30 Seconds of Farmer Carry
30 Seconds of Alternating Dumbbell Hang Snatch
30 Seconds of Push Up + Taps

Suggestions
Men: 35-55# KBs/DBs (Carry) | 25-40# DB (Snatch)
Women: 20-35# KBs/DBs (Carry) | 10-20# DB (Snatch)

Score: Total # of Hang Snatches and Push Up + Taps COMBINED

Goal: 95 - 145 Reps

Coaches Notes

For this workout, you'll perform a farmer carry from 0:00-0:30, then from 0:30-1:00, you'll do as many hang power snatches as you can, and then from 1:00-1:30, you'll do as many push up + taps as you can. That's one round.
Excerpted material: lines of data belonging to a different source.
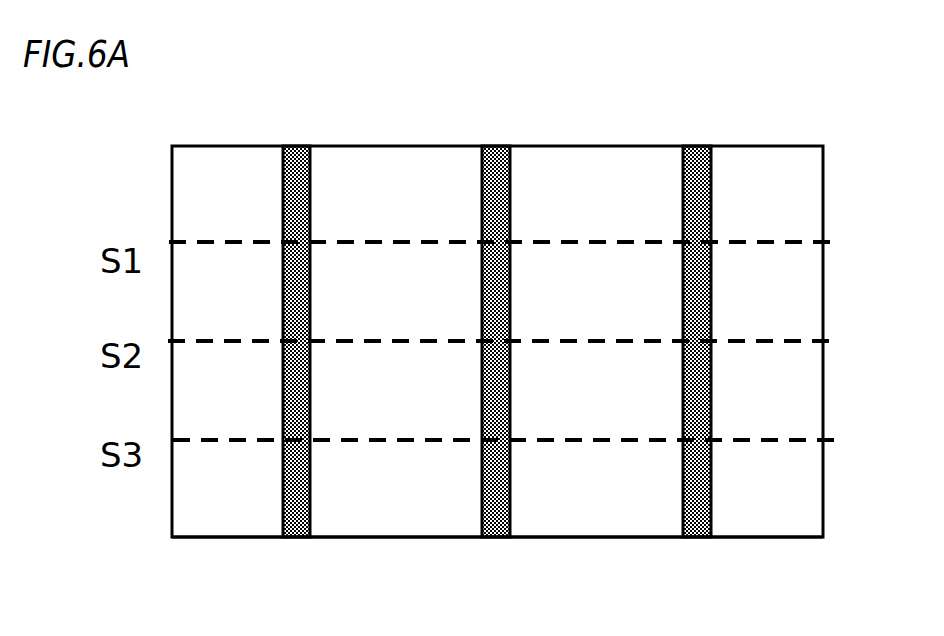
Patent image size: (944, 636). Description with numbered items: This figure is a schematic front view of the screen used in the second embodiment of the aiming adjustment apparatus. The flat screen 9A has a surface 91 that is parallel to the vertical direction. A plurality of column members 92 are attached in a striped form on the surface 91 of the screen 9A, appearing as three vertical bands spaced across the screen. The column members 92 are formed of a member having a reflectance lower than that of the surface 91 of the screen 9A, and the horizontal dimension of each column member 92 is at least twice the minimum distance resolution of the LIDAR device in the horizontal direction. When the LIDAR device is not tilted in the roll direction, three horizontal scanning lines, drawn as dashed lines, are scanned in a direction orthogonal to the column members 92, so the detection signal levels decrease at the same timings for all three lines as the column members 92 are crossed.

The screen 9A is at (650, 146).
The surface 91 is at (763, 503).
The column members 92 is at (682, 203).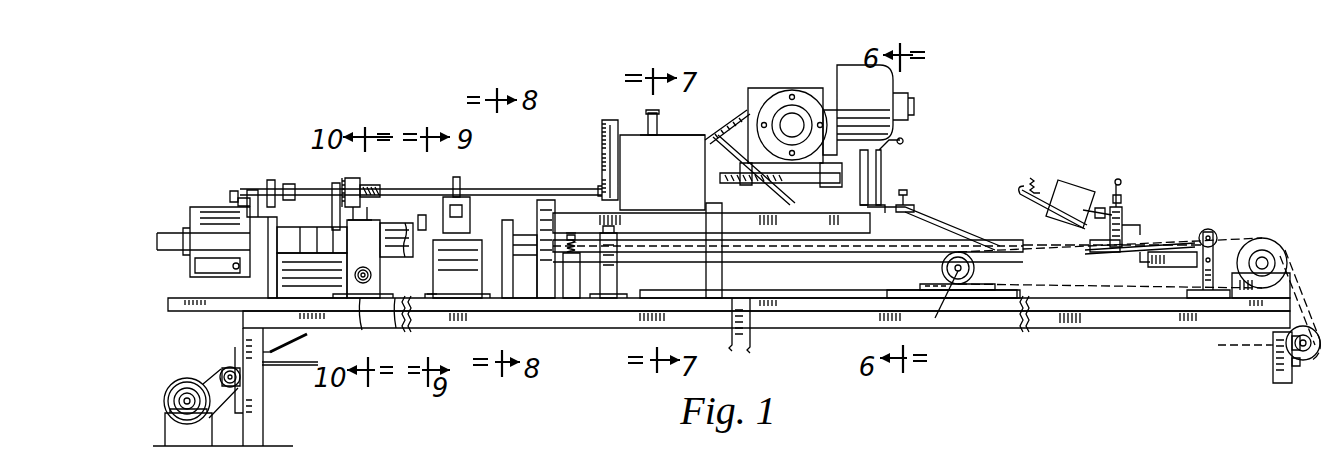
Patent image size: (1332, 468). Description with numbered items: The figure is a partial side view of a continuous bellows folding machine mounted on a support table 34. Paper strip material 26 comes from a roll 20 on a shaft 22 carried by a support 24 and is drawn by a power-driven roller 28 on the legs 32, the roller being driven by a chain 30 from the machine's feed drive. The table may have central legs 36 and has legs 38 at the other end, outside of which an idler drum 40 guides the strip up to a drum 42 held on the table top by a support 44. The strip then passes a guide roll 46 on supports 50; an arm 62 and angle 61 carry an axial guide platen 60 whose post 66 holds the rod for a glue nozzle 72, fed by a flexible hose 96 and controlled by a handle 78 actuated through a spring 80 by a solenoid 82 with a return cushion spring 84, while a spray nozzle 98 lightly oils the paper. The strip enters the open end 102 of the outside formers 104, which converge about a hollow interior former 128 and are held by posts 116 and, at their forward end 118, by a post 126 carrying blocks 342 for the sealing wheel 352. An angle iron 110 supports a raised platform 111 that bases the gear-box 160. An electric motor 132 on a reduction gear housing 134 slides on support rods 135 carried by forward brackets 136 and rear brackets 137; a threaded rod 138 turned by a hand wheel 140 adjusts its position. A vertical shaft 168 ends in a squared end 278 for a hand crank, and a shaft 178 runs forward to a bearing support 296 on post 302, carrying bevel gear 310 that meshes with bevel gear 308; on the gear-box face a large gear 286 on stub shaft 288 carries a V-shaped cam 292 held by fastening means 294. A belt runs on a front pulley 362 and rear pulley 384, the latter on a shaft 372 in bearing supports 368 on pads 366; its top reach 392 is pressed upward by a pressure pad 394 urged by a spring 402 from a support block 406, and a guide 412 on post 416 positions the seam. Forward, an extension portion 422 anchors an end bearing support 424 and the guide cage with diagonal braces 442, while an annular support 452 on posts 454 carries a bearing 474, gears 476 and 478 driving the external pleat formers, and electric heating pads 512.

The roll 20 is at (178, 380).
The shaft 22 is at (207, 405).
The support 24 is at (205, 440).
The paper strip material 26 is at (288, 365).
The power-driven roller 28 is at (226, 366).
The chain 30 is at (290, 345).
The legs 32 is at (262, 400).
The support table 34 is at (397, 330).
The central legs 36 is at (752, 338).
The legs 38 is at (1273, 370).
The idler drum 40 is at (1303, 362).
The drum 42 is at (1262, 238).
The support 44 is at (1258, 298).
The guide roll 46 is at (1208, 229).
The supports 50 is at (1205, 280).
The axial guide platen 60 is at (1110, 252).
The angle 61 is at (1142, 260).
The arm 62 is at (1165, 266).
The post 66 is at (1141, 232).
The glue nozzle 72 is at (1097, 243).
The control handle 78 is at (1116, 207).
The spring 80 is at (1100, 207).
The solenoid 82 is at (1080, 185).
The return cushion spring 84 is at (1036, 178).
The flexible hose 96 is at (1122, 207).
The spray nozzle 98 is at (912, 208).
The open end 102 is at (945, 242).
The outside formers 104 is at (875, 256).
The longitudinal angle iron 110 is at (697, 252).
The raised platform 111 is at (655, 210).
The posts 116 is at (618, 268).
The forward end 118 is at (410, 232).
The post 126 is at (460, 300).
The interior former 128 is at (398, 258).
The electric motor 132 is at (892, 88).
The reduction gear housing 134 is at (785, 88).
The support rods 135 is at (790, 185).
The forward brackets 136 is at (698, 170).
The rear brackets 137 is at (862, 185).
The threaded rod 138 is at (755, 178).
The hand wheel 140 is at (884, 183).
The gear-box 160 is at (727, 124).
The vertical shaft 168 is at (647, 134).
The shaft 178 is at (493, 190).
The squared end 278 is at (682, 137).
The large gear 286 is at (607, 122).
The stub shaft 288 is at (602, 182).
The V-shaped cam 292 is at (600, 156).
The adjustable fastening means 294 is at (600, 132).
The bearing support 296 is at (334, 185).
The post 302 is at (366, 326).
The bevel gear 308 is at (380, 194).
The bevel gear 310 is at (356, 178).
The blocks 342 is at (485, 232).
The sealing wheel 352 is at (458, 197).
The pulley 362 is at (352, 298).
The pads 366 is at (960, 292).
The bearing support member 368 is at (990, 288).
The shaft 372 is at (932, 310).
The rear pulley 384 is at (942, 265).
The top reach 392 is at (780, 262).
The pressure pad 394 is at (571, 300).
The spring 402 is at (572, 236).
The support block 406 is at (438, 300).
The guide 412 is at (556, 222).
The post 416 is at (536, 300).
The extension portion 422 is at (312, 248).
The end bearing support 424 is at (290, 265).
The diagonal braces 442 is at (172, 233).
The annular support 452 is at (262, 288).
The posts 454 is at (272, 228).
The bearing 474 is at (268, 182).
The gear 476 is at (232, 192).
The gear 478 is at (240, 202).
The electric heating pad 512 is at (200, 278).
Repeat 7 more times.

In order to hit the goal reps, you're aiming for 8-12 hang power snatches and 4-6 push up + taps each round. Be sure to choose both a weight and a push up variation that allows you to hit those numbers. Every rep of the hang power snatches counts so R = 1, L = 2, R = 3, so on and so forth.
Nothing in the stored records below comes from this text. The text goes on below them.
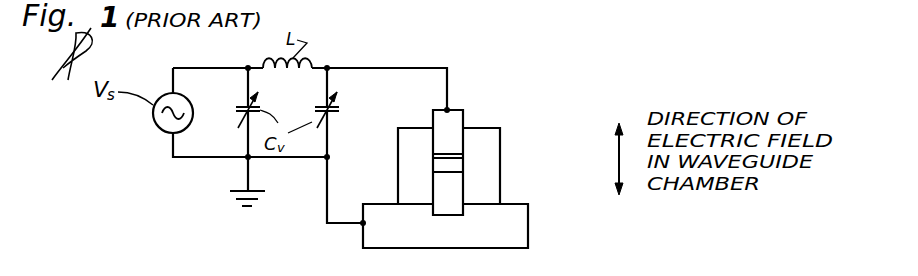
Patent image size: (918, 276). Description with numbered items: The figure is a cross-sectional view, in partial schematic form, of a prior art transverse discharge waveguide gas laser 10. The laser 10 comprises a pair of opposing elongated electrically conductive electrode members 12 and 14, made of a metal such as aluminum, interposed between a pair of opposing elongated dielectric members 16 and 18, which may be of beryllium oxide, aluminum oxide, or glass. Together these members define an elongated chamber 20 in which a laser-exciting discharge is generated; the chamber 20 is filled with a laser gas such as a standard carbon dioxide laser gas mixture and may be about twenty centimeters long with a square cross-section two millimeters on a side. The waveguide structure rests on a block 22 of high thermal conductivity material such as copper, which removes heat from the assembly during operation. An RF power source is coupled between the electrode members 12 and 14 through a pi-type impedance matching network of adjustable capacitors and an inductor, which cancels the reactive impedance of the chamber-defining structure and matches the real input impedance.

The waveguide laser 10 is at (520, 97).
The electrode member 12 is at (463, 118).
The electrode member 14 is at (455, 190).
The dielectric member 16 is at (408, 130).
The dielectric member 18 is at (500, 155).
The chamber 20 is at (445, 166).
The block 22 is at (528, 222).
Choose a challenging weight for the carry, if you can. If you only have one heavy weight, you could carry it in one hand and alternate arms each round.
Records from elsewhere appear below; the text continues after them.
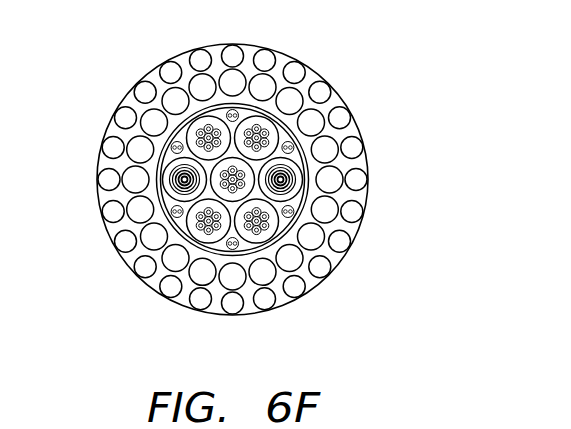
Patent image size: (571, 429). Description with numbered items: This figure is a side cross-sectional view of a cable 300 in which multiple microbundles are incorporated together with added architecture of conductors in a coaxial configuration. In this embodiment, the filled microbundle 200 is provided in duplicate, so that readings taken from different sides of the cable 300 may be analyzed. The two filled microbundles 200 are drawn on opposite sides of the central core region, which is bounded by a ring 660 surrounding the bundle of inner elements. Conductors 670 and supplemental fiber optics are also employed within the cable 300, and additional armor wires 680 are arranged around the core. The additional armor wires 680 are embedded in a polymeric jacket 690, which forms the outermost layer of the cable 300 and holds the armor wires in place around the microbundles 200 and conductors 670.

The cable 300 is at (368, 62).
The filled microbundle 200 is at (170, 179).
The inner jacket 660 is at (306, 208).
The conductors 670 is at (303, 253).
The additional armor wires 680 is at (125, 241).
The polymeric jacket 690 is at (147, 283).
Head over to my.streetparking.com for Logging, Movement Demos, and Customizations!!!

MAMA MODIFICATIONS

DB Snatch

If you're uncomfortable with the overhead position or are trying to manage the demand on your core, you can start by simply doing something different with the way you’re breathing or how you’re holding tension in your body throughout the movement. If you feel like you need or want to customize further you can minimize some the demand by lowering the amount of weight used or repetitions done. Another good option for customizing would be an eye level KB/DB swing. Please visit the Mama Modifications Movement Library for more options and demonstrations.

Push Up/Push Up Taps

If you’re trying to manage the pressure on your core and pelvic floor during this movement, you can start by simply doing something different with the way you’re breathing or how you’re holding tension in your body. If you feel like you need or want to customize further but still want to practice, you can always modify with with fewer reps, an Elevated Push Up or Knee Push Up. Some other options for customizing are floor press, bench press or front raise. Please visit the Mama Modifications Movement Library for more options and demonstrations.

Farmer Carry

This can be a great movement for building core strength and working on stamina during pregnancy and rebuilding postpartum. Try managing the demand on your core and pelvic floor by adjusting your breath, posture, and tension strategies during the movement.